Robert Ince, a spokesman for the campaign group My Death, My Decision, said: "We are extremely disappointed that the courts have once again failed to support the human rights of Paul and give hope to many like him who suffer intolerably.
"New evidence from progressive countries including Canada has demonstrated that a transparent and robust set of safeguards is the best way to protect everyone, and that compassion need not come at the expense of protecting others.
"Nearly 90% of the public now believe adults facing incurable suffering deserve to be treated with respect, dignity and compassion - but this cannot happen until the law changes."
Trevor Moore, Chair of the campaign group My Death, My Decision, said: "The right to choice and control over how, when and where we die should be seen as a fundamental human right.
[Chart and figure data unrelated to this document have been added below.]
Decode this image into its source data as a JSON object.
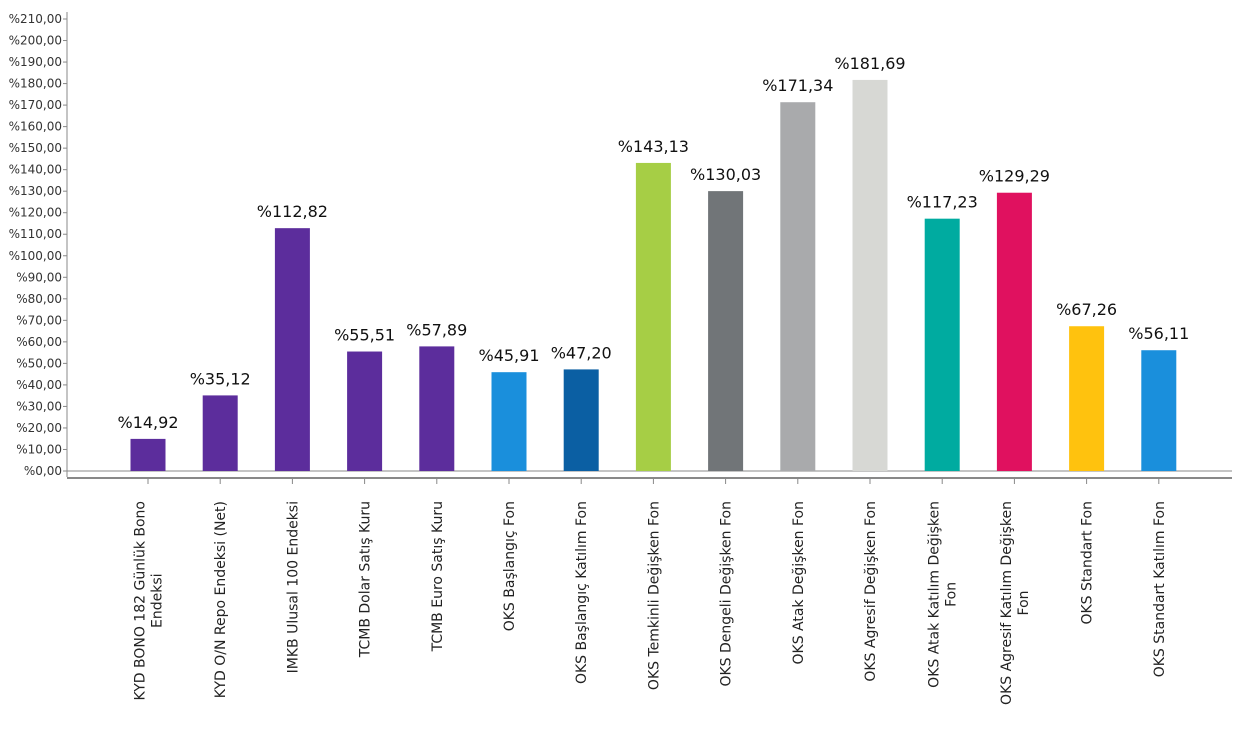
{
  "chart_data": {
    "type": "bar",
    "ylim": [
      0,
      210
    ],
    "ytick_step": 10,
    "ytick_prefix": "%",
    "ytick_decimals": 2,
    "decimal_separator": ",",
    "grid": false,
    "categories": [
      [
        "KYD BONO 182 Günlük Bono",
        "Endeksi"
      ],
      [
        "KYD O/N Repo Endeksi (Net)"
      ],
      [
        "IMKB Ulusal 100 Endeksi"
      ],
      [
        "TCMB Dolar Satış Kuru"
      ],
      [
        "TCMB Euro Satış Kuru"
      ],
      [
        "OKS Başlangıç Fon"
      ],
      [
        "OKS Başlangıç Katılım Fon"
      ],
      [
        "OKS Temkinli Değişken Fon"
      ],
      [
        "OKS Dengeli Değişken Fon"
      ],
      [
        "OKS Atak Değişken Fon"
      ],
      [
        "OKS Agresif Değişken Fon"
      ],
      [
        "OKS Atak Katılım Değişken",
        "Fon"
      ],
      [
        "OKS Agresif Katılım Değişken",
        "Fon"
      ],
      [
        "OKS Standart Fon"
      ],
      [
        "OKS Standart Katılım Fon"
      ]
    ],
    "values": [
      14.92,
      35.12,
      112.82,
      55.51,
      57.89,
      45.91,
      47.2,
      143.13,
      130.03,
      171.34,
      181.69,
      117.23,
      129.29,
      67.26,
      56.11
    ],
    "data_labels": [
      "%14,92",
      "%35,12",
      "%112,82",
      "%55,51",
      "%57,89",
      "%45,91",
      "%47,20",
      "%143,13",
      "%130,03",
      "%171,34",
      "%181,69",
      "%117,23",
      "%129,29",
      "%67,26",
      "%56,11"
    ],
    "colors": [
      "#5c2d9c",
      "#5c2d9c",
      "#5c2d9c",
      "#5c2d9c",
      "#5c2d9c",
      "#1a8fdc",
      "#0b5fa3",
      "#a6ce45",
      "#717578",
      "#a9aaac",
      "#d7d8d4",
      "#00aba0",
      "#e0115f",
      "#ffc20e",
      "#1a8fdc"
    ],
    "axis_color": "#888888"
  }
}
But, for too long, our politicians’ aversion to this simple reality has forced people facing unbearable pain to suffer in silence - Paul now has raised his voice against it.
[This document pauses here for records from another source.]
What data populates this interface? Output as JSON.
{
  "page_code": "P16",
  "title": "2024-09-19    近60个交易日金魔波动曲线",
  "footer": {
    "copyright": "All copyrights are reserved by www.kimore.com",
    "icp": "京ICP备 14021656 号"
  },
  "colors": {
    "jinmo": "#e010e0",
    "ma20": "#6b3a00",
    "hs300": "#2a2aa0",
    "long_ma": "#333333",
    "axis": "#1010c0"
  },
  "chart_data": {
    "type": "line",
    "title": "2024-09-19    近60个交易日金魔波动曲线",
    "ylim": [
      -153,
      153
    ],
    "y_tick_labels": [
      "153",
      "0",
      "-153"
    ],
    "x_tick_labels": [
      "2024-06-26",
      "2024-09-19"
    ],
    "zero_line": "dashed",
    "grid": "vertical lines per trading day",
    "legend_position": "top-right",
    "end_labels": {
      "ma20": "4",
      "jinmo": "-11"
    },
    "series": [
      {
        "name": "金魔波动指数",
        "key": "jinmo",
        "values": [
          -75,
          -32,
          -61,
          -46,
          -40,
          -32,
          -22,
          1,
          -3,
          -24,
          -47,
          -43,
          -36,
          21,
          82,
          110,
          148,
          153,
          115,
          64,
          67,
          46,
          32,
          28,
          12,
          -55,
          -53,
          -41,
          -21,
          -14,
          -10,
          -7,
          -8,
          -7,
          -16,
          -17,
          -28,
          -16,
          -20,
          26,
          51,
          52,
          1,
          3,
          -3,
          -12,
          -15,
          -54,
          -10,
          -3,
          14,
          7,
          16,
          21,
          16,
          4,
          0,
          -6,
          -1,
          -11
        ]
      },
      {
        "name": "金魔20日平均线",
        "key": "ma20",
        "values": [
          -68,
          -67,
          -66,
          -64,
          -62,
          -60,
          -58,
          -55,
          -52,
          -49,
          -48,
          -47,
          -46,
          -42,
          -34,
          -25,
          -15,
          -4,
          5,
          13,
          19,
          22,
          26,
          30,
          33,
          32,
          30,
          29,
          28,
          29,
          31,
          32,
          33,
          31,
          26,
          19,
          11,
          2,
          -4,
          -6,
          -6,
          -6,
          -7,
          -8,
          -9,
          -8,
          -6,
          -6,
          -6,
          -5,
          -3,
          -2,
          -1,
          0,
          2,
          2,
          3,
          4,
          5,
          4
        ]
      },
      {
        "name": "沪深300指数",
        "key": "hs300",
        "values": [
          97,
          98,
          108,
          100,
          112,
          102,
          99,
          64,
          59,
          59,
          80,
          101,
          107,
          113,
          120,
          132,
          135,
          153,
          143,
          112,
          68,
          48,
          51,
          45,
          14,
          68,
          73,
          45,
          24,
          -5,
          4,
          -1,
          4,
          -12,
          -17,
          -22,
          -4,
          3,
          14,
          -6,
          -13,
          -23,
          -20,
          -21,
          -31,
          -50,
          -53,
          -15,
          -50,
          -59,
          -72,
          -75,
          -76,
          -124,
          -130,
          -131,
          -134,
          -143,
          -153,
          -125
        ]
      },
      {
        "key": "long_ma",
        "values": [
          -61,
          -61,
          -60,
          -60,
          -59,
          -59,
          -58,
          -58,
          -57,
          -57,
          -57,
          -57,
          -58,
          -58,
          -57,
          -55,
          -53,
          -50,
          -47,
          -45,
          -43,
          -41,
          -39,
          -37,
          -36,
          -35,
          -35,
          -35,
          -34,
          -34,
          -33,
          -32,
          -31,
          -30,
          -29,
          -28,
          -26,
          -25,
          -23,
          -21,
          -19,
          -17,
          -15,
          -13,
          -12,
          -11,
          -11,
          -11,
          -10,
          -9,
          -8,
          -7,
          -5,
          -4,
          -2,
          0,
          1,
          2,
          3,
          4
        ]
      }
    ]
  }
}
"New evidence from progressive countries including Canada has demonstrated that a transparent and robust set of safeguards is the best way to protect everyone, and that compassion need not come at the expense of protecting others. Nearly 90% of the public now believe adults facing incurable suffering deserve to be treated with respect, dignity, and compassion - but this cannot happen until the law changes.
"Paul has one of the strongest prospects of any case before him to break the deadlock on this manifestly unjust law, and we will be supporting him every step of the way."